The markets are swiftly punishing the stock of any company suspected of cooking the books. Regulators are cracking down on corporate malfeasance. Prosecutors are filing charges against CEO fraud. Congress is moving relatively quickly for that contentious institution to pass new laws aimed at restoring investor confidence.
Yet the Bush Administration still appears to be behind the curve during the greatest corporate scandal since the Great Depression. The President has never recovered from the graphic image of the stock market ticker tape plunging while he delivered a speech attacking corporate corruption—an address that was more rhetorical flourish talk than substance.
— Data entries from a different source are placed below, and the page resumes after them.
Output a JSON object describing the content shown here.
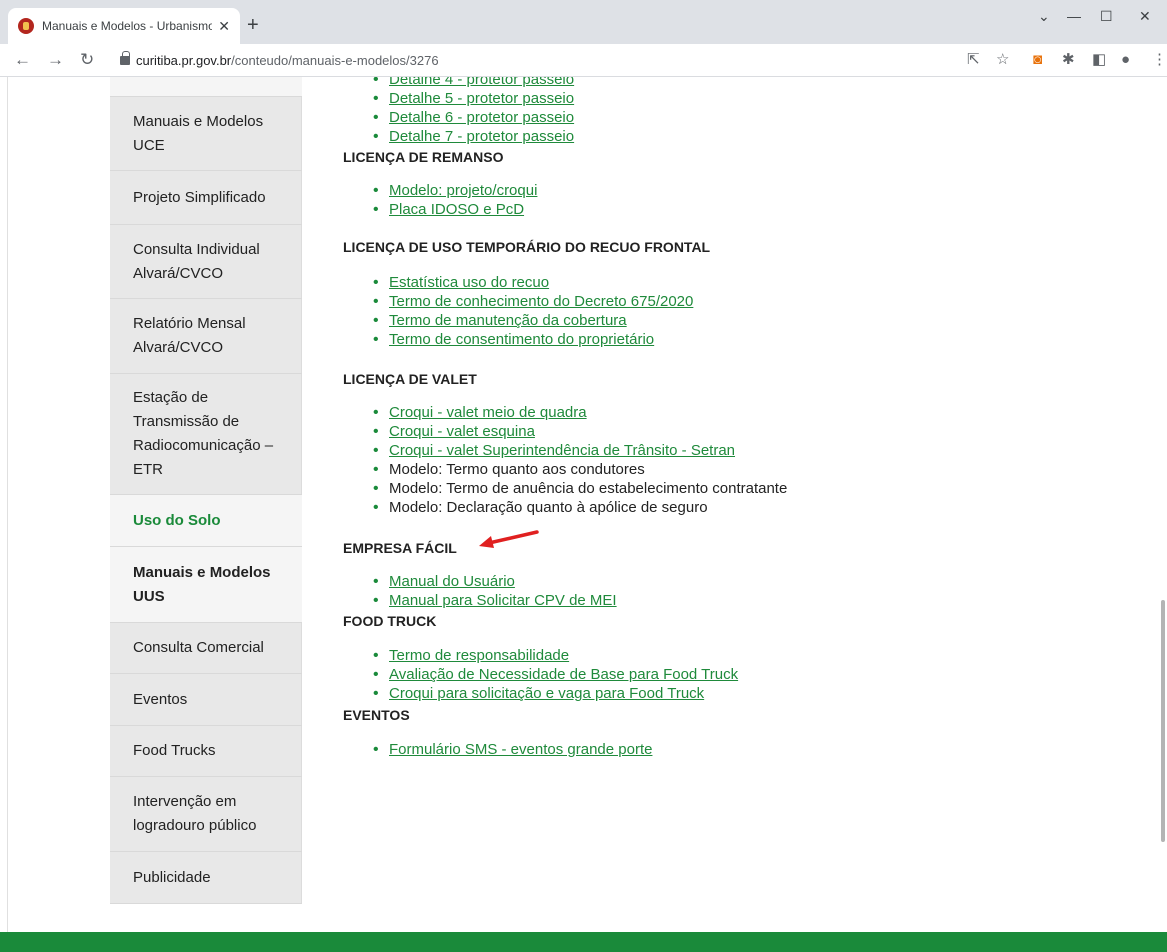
{
  "browser": {
    "tab_title": "Manuais e Modelos - Urbanismo",
    "tab_close": "✕",
    "new_tab": "+",
    "url_domain": "curitiba.pr.gov.br",
    "url_path": "/conteudo/manuais-e-modelos/3276",
    "window_controls": [
      "⌄",
      "—",
      "☐",
      "✕"
    ]
  },
  "sidebar": {
    "items": [
      {
        "label": "Manuais e Modelos UCE"
      },
      {
        "label": "Projeto Simplificado"
      },
      {
        "label": "Consulta Individual Alvará/CVCO"
      },
      {
        "label": "Relatório Mensal Alvará/CVCO"
      },
      {
        "label": "Estação de Transmissão de Radiocomunicação – ETR"
      },
      {
        "label": "Uso do Solo"
      },
      {
        "label": "Manuais e Modelos UUS"
      },
      {
        "label": "Consulta Comercial"
      },
      {
        "label": "Eventos"
      },
      {
        "label": "Food Trucks"
      },
      {
        "label": "Intervenção em logradouro público"
      },
      {
        "label": "Publicidade"
      }
    ]
  },
  "content": {
    "cut_top_link": "Detalhe 4 - protetor passeio",
    "detalhe_links": [
      "Detalhe 5 - protetor passeio",
      "Detalhe 6 - protetor passeio",
      "Detalhe 7 - protetor passeio"
    ],
    "sections": [
      {
        "heading": "LICENÇA DE REMANSO",
        "items": [
          "Modelo: projeto/croqui",
          "Placa IDOSO e PcD"
        ]
      },
      {
        "heading": "LICENÇA DE USO TEMPORÁRIO DO RECUO FRONTAL",
        "items": [
          "Estatística uso do recuo",
          "Termo de conhecimento do Decreto 675/2020",
          "Termo de manutenção da cobertura",
          "Termo de consentimento do proprietário"
        ]
      },
      {
        "heading": "LICENÇA DE VALET",
        "items": [
          "Croqui - valet  meio de quadra",
          "Croqui - valet esquina",
          "Croqui - valet Superintendência de Trânsito - Setran",
          "Modelo: Termo quanto aos condutores",
          "Modelo: Termo de anuência do estabelecimento contratante",
          "Modelo: Declaração quanto à apólice de seguro"
        ]
      },
      {
        "heading": "EMPRESA FÁCIL",
        "items": [
          "Manual do Usuário",
          "Manual para Solicitar CPV de MEI"
        ]
      },
      {
        "heading": "FOOD TRUCK",
        "items": [
          "Termo de responsabilidade",
          "Avaliação de Necessidade de Base para Food Truck",
          "Croqui para solicitação e vaga para Food Truck"
        ]
      },
      {
        "heading": "EVENTOS",
        "items": [
          "Formulário SMS - eventos grande porte"
        ]
      }
    ]
  },
  "colors": {
    "accent_green": "#1a8a3a",
    "link_green": "#1f8a3b",
    "annotation_arrow": "#e02020"
  }
}
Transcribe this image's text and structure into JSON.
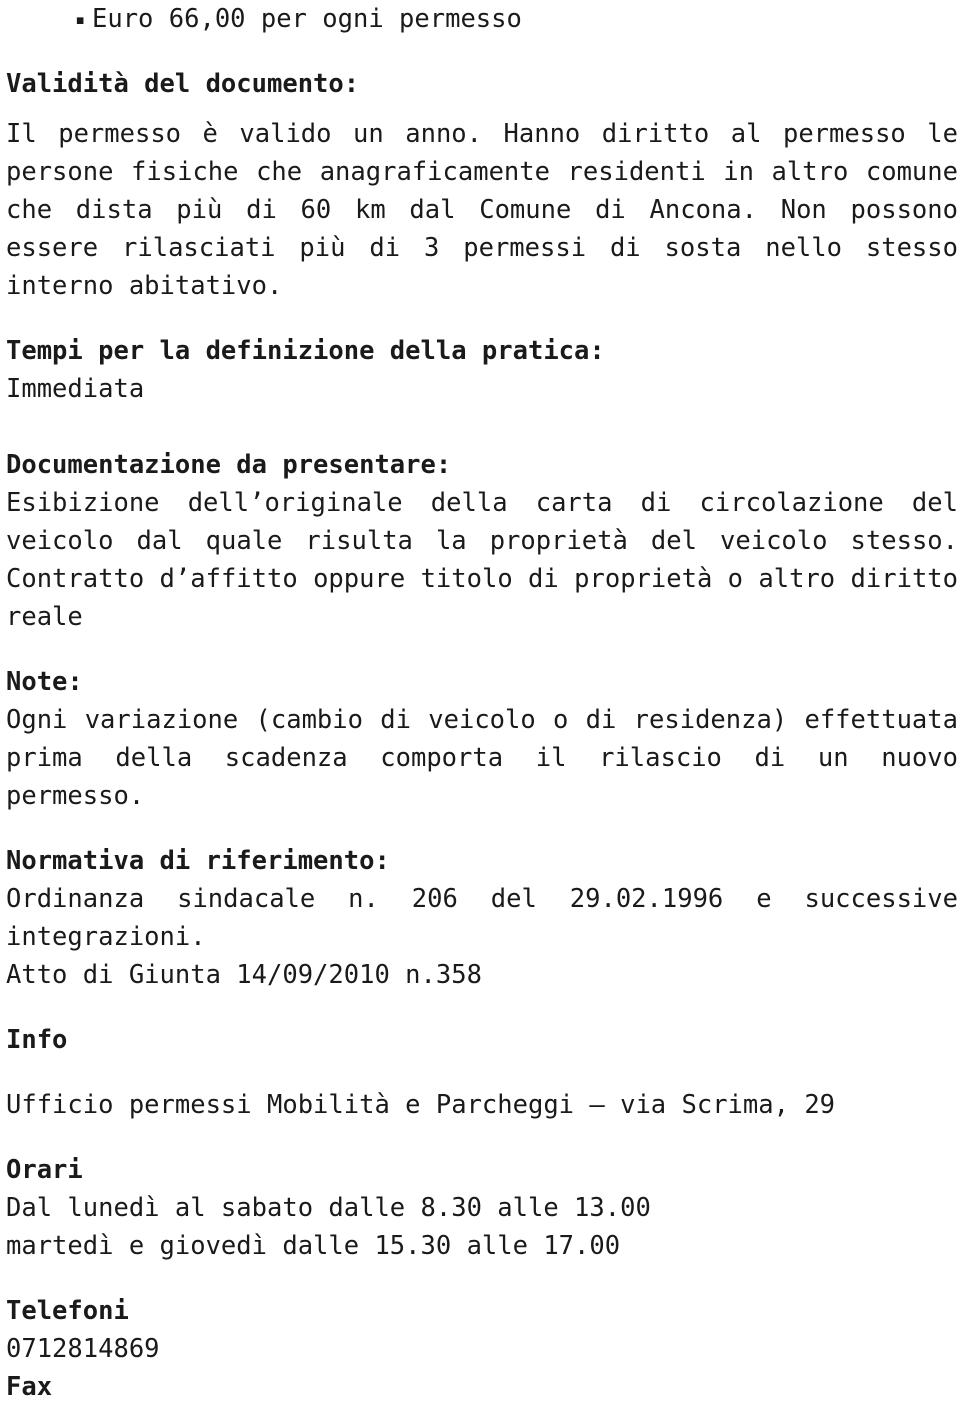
{
  "document": {
    "language": "it",
    "fee_bullet": {
      "marker": "▪",
      "text": "Euro 66,00 per ogni permesso"
    },
    "sections": [
      {
        "id": "validita",
        "heading": "Validità del documento:",
        "lines": [
          "Il permesso è valido un anno. Hanno diritto al permesso le",
          "persone fisiche che anagraficamente residenti in altro comune",
          "che dista più di 60 km dal Comune di Ancona. Non possono",
          "essere rilasciati più di 3 permessi di sosta nello stesso",
          "interno abitativo."
        ]
      },
      {
        "id": "tempi",
        "heading": "Tempi per la definizione della pratica:",
        "lines": [
          "Immediata"
        ]
      },
      {
        "id": "documentazione",
        "heading": "Documentazione da presentare:",
        "lines": [
          "Esibizione dell’originale della carta di circolazione del",
          "veicolo dal quale risulta la proprietà del veicolo stesso.",
          "Contratto d’affitto oppure titolo di proprietà o altro diritto",
          "reale"
        ]
      },
      {
        "id": "note",
        "heading": "Note:",
        "lines": [
          "Ogni variazione (cambio di veicolo o di residenza) effettuata",
          "prima della scadenza comporta il rilascio di un nuovo",
          "permesso."
        ]
      },
      {
        "id": "normativa",
        "heading": "Normativa di riferimento:",
        "lines": [
          "Ordinanza sindacale n. 206 del 29.02.1996 e successive",
          "integrazioni.",
          "Atto di Giunta 14/09/2010 n.358"
        ]
      },
      {
        "id": "info",
        "heading": "Info",
        "lines": [
          "Ufficio permessi Mobilità e Parcheggi – via Scrima, 29"
        ]
      },
      {
        "id": "orari",
        "heading": "Orari",
        "lines": [
          "Dal lunedì al sabato dalle 8.30 alle 13.00",
          "martedì e giovedì dalle 15.30 alle 17.00"
        ]
      },
      {
        "id": "telefoni",
        "heading": "Telefoni",
        "lines": [
          "0712814869"
        ]
      },
      {
        "id": "fax",
        "heading": "Fax",
        "lines": []
      }
    ]
  }
}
The President still suffers from a lack of credibility. The questions surrounding his dealings as a director at Harken Energy keep piling up. Each day brings a new twist or revelation to a tale of inside profitable deal making at Harken, from a mystery buyer for his stock to sweetheart loans to a puzzling investment by Harvard’s famed investment fund. Bush’s fumbling explanations have only stoked skepticism. The same swirl of doubt surrounds Vice President Dick Cheney’s moneymaking tenure at Halliburton. The SEC is investigating an accounting change that inflated the energy services company’s profits—and the value of its options—while Cheney was CEO. Cheney has retreated into silence.
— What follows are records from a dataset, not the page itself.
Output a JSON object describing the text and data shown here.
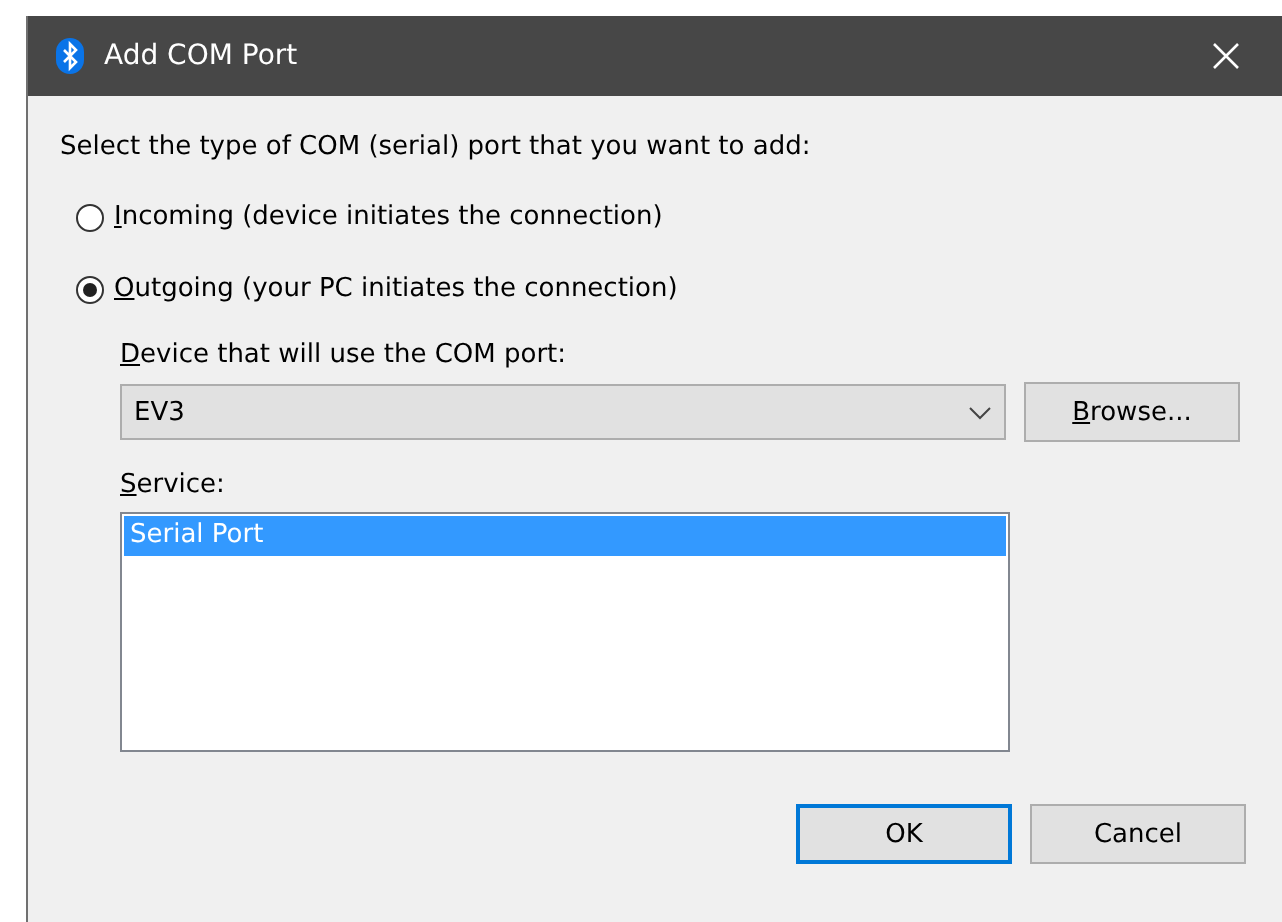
{
  "window": {
    "title": "Add COM Port"
  },
  "prompt": "Select the type of COM (serial) port that you want to add:",
  "port_types": [
    {
      "access_key": "I",
      "text": "ncoming (device initiates the connection)",
      "selected": false
    },
    {
      "access_key": "O",
      "text": "utgoing (your PC initiates the connection)",
      "selected": true
    }
  ],
  "device": {
    "label_access_key": "D",
    "label_text": "evice that will use the COM port:",
    "value": "EV3",
    "browse_access_key": "B",
    "browse_text": "rowse..."
  },
  "service": {
    "label_access_key": "S",
    "label_text": "ervice:",
    "items": [
      {
        "text": "Serial Port",
        "selected": true
      }
    ]
  },
  "buttons": [
    {
      "label": "OK",
      "default": true
    },
    {
      "label": "Cancel",
      "default": false
    }
  ]
}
Here’s what needs to happen: Bush and Cheney should reveal all. Now. Let’s not drag out the process of investigation, revelation by revelation, question upon question. Tell the public everything—good, bad, and indifferent—about what went on at Harken and Halliburton. They should release any relevant documents and put them up on the Internet for swift dissemination. To assure the investing public that all the significant information is revealed—and to prevent the inquiry from turning into a partisan witch hunt—the Justice Department should appoint a respected in-house attorney to oversee the process of gathering and disseminating information.
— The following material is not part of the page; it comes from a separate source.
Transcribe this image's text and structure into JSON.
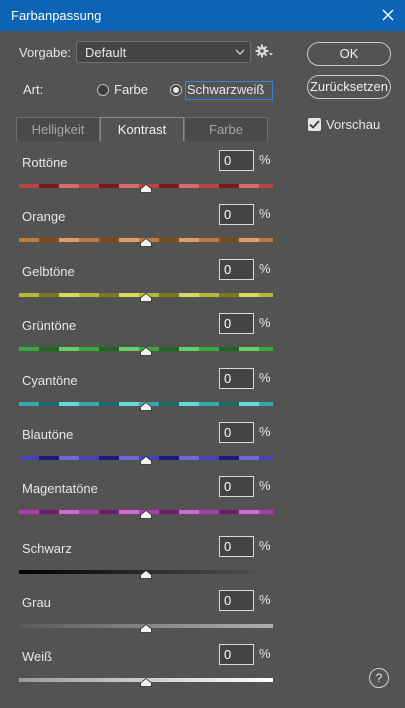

My guess is that nothing illegal happened. Yes, a detailed accounting will shed a harsh light on crony capitalism, a world of wealth and connections, of power and insider benefits. But the benefit of openness is another step toward cleaning up the system. The President has rightly and eloquently emphasized the critical role corporate responsibility and accountability play in a free enterprise system. Bush and Cheney should lead the movement toward transparency by example.